What is the mapping file with regard to proguard?

Obfuscating the code is a great way to secure the code. We know that obfuscation means modifying the code, this will make it difficult for developers to decode the crash reports. Fortunately, R8 creates a mapping.txt file each time it runs, which contains the obfuscated class, method, and field names mapped to the original names.

We need to upload this mapping file to the play console or any analytics tool that you use like Sentry to understand the crash or analytics report.

Differences between proguard and dexguard?

  1. ProGuard is a generic optimizer for Java bytecode, whereas DexGuard is a specialized tool for the protection of Android applications.
  2. ProGuard provides minimal obfuscation, whereas DexGuard applies multiple layers of encryption and obfuscation.
  3. ProGuard is an open-source tool, whereas DexGuard is a commercial, enterprise-grade product.

Threads

What is a Looper?

Threads in android work in a way like they start, execute their code block written in run() method and then get destroyed. But in android, the main thread is responsible to run UI, so the question is how does the main thread keep on running.

Here comes Looper in the picture. Looper provides Thread an ability to keep on running in a loop and associates a MessageQueue for the thread on which this Looper object is created. When a Message or Runnable is posted, Looper executes those on its associated thread.

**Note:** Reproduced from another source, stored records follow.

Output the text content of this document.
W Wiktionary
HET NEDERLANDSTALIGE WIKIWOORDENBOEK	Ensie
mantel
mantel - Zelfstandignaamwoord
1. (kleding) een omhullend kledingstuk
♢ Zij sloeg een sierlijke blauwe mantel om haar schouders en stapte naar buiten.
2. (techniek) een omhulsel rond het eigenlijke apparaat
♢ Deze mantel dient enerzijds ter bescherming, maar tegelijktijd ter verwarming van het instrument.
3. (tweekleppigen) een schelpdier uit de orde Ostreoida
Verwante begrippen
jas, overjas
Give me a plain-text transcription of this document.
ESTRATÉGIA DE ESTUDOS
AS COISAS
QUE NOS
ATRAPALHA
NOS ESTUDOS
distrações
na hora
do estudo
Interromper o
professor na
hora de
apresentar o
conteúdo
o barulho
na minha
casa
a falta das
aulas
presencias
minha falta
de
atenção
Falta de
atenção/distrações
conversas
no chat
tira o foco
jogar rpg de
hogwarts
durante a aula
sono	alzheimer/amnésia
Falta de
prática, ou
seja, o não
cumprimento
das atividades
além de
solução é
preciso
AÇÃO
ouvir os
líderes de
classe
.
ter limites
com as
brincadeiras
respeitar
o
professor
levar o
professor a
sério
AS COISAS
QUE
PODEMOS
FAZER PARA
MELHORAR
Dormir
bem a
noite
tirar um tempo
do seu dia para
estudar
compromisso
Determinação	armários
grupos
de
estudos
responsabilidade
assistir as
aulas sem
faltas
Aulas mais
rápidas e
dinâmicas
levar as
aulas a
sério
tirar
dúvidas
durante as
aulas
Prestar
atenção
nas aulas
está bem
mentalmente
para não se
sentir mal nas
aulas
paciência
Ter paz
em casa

Note that, only one Looper can be created per Thread. It implies one MessageQueue per thread also. But multiple Handler can be created for a single Looper.

Looper.prepare(), Looper.quite(), Looper.loop() are the functions used to start, end and keep on loop the thread respectively.

What is MessageQueue?

Looper provides the ability to run in a loop for threads with its own MessageQueue. MessageQueue is a queue that has tasks called messages which should be processed.

What is a Handler?

The handler provides a way to communicate with Looper. Handler sends Runnable or Message object on Looper, providing a way to execute code on a particular thread from another thread.

Each Handler always has a Looper object associated with it. Whenever we post a Runnable or send a Message on a Handler, it executes on the Thread associated with the Handler’s Looper.

Explain the life cycle of a thread?

There are six states in a thread lifecycle, such as NEW, RUNNABLE, BLOCKED, WAITING, TIMED_WAITING, and TERMINATED. Learn more about them in detail in this post.

Architecture

What is the difference between MVVM and MVP?

  • MVVM can map many views to one view model but MVP is a one-to-one mapping between view & presenter.
  • In MVVM the ViewModel has no reference to the view, while in MVP the view knows the presenter.
  • When the orientation changes view-model won’t get destroyed but the presenter does.

Explain about clean architecture?

In android clean architecture is used to reduce the dependency between the layers and improve the separation of concerns principle. It’s a huge concept and it’s not possible to explain everything here. So following are the two links where you can find everything you should know about clean architecture.

Can we share the ViewModel between activities?

No, it’s not possible to share viewmodels between activities, whereas, we can share them among fragments.

Security

How do you secure shared preference from exposure?

One of the latest solutions is to use Jetpack Datastore instead of traditional shared preference. As it’s not stable yet, we can use an encrypted shared preference library or we can manually encode and decode the key-value pairs.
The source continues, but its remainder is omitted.